Last night's sleep on Fish Camp's couch has completely refreshed my spirit and aching quads; I feel unstoppable. To bypass starting a fire in the wood-burner, coffee is made with water boiled on a portable backpacking stove, then slowly poured through a paper filter resting precariously on one's cup. A flash from my years spent at other interp camps reminds me that this morning's process is pure novelty. Taking care not to spill, I also grab the book I picked up yesterday and mosey outside, situating myself in 'the ring'– a 4-foot wide suspended metal ring thick enough for one person to comfortably slink against. The weather couldn't be more idyllic, hopefully it holds for our baseball game later this evening. Skimming for my place, I realize I am more than two-thirds complete. Perhaps I can finish before we leave, there isn't any room in my pack for rentals.
Go-time is here. I cinch my pack and hoist it onto a waiting chair, shift my weight, then my waist. My eyes fall on a small patch of wilting black-eyed Susans; miniature sundials marking the passage of time by their withering petals. I am fully aware today will be my last hiking day this summer–a fruitless notion–but one I cannot move past. We say our farewells and begin to hike, the Rayado deeply hums while trees gently sway with the breeze. I am so very far from finished.
After showering and scouring off the majority of my last week off, I make my way over to the Villa Philmonte's vast lawn. Softballs thwack into mitts as both sides begin to warm up, voluminous clouds effortlessly drift above our massive green; what a perfect day for a baseball game! I catch an unmistakable scent of hot dogs and popcorn, looks like dinner has been taken care of. Tonight's friendly match determines a “winner” of a two-part baseball series between Backcountry and Ranger leaderships. Our rivalry is comically overstated, but having won the first game, it is apparent the Rangers are hungry for more than just hot dogs.
I watch as the scoreboard is hoisted into the air, proudly displaying the game's final for all to see; it was a blowout. From the corner of my eye, I catch a water cooler-shaped blur racing towards amassing celebratory yellow shirts. In one swift motion, the entire contents is dumped onto Matt's shoulders as he lurches forward, attempting to avoid the icy torrent. Even though we lost by a fair margin, seeing the opposing team's plush mascot stolen and high-tailed across the Villa lawn into a waiting getaway minivan made for a pretty spectacular seventh-inning stretch. After all, it's all just a game; might as well have some fun.

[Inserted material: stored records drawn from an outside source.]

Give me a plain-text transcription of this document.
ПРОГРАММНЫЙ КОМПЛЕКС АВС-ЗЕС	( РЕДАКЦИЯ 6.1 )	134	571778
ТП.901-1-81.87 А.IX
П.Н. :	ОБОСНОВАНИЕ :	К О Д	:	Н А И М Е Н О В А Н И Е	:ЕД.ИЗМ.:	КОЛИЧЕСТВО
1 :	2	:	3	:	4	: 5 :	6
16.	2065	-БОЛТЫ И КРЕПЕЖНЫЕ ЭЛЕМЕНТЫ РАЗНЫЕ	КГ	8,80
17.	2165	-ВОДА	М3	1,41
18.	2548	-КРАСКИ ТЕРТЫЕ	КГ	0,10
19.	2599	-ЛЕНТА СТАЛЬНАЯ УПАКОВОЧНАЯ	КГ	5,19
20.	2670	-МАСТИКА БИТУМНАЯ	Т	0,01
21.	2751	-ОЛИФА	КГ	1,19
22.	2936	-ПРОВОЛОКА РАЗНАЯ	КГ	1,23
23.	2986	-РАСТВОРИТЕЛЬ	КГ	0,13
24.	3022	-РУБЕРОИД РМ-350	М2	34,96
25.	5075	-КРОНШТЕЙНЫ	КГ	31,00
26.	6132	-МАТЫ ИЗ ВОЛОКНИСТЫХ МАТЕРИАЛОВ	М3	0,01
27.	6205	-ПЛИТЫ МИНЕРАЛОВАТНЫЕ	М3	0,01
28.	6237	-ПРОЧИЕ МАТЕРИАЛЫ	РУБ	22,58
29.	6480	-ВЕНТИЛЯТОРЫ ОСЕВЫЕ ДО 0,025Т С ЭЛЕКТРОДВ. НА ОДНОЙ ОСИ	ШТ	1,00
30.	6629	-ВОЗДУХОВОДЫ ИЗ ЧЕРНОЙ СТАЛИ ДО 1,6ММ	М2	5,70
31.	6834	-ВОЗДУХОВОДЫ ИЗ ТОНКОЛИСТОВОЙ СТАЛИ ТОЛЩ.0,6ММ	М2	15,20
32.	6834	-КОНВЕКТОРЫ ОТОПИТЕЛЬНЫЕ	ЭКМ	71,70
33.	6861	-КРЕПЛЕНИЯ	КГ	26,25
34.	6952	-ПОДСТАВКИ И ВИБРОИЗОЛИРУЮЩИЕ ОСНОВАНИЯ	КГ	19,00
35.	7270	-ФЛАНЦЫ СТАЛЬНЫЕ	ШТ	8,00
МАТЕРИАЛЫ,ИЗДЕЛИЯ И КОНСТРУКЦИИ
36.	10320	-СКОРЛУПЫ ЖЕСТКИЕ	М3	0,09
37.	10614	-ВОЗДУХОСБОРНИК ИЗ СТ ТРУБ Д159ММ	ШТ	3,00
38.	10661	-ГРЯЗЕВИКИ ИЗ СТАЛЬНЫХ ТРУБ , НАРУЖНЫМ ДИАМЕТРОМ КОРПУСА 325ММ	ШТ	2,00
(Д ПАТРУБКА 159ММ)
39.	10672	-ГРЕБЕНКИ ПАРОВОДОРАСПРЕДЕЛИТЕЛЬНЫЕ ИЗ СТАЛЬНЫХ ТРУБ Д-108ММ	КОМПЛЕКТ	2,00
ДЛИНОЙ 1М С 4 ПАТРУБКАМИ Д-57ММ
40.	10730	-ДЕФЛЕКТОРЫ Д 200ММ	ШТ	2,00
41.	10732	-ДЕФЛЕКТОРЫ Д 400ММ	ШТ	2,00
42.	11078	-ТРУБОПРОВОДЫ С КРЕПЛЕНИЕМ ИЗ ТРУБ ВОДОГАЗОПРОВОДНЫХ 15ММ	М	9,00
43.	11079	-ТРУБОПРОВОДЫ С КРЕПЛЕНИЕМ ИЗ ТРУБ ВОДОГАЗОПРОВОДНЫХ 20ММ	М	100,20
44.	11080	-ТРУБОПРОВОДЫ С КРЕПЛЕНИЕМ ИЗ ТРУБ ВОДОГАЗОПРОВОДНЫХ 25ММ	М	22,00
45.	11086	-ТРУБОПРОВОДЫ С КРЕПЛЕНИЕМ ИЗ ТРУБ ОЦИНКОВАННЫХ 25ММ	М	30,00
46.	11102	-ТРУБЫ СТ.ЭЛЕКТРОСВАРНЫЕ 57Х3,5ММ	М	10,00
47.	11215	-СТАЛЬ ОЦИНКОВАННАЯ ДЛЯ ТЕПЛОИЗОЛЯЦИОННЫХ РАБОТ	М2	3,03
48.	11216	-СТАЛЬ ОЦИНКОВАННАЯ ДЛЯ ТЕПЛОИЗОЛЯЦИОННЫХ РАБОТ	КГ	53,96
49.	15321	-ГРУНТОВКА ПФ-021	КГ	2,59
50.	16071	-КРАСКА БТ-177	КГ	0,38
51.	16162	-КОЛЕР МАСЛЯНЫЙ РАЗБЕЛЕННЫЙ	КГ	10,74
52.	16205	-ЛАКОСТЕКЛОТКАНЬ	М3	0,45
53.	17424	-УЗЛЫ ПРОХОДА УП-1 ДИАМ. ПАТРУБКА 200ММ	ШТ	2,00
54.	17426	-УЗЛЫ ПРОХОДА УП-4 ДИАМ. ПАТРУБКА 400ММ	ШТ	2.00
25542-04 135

Boundless talks about gather during yesterday's meeting has left me feeling drained and restless. Alone in a sea of people, I wander building to building, mind racing, searching for familiar faces. Past staff members manifest momentarily, a mental mirage generated from previous summers. I desperately want to leave basecamp, but the thought of returning to camp tomorrow morning doesn't sit well either. Hopefully I find a friend going into town who wants some lunch. My days are dwindling. I must finish strong.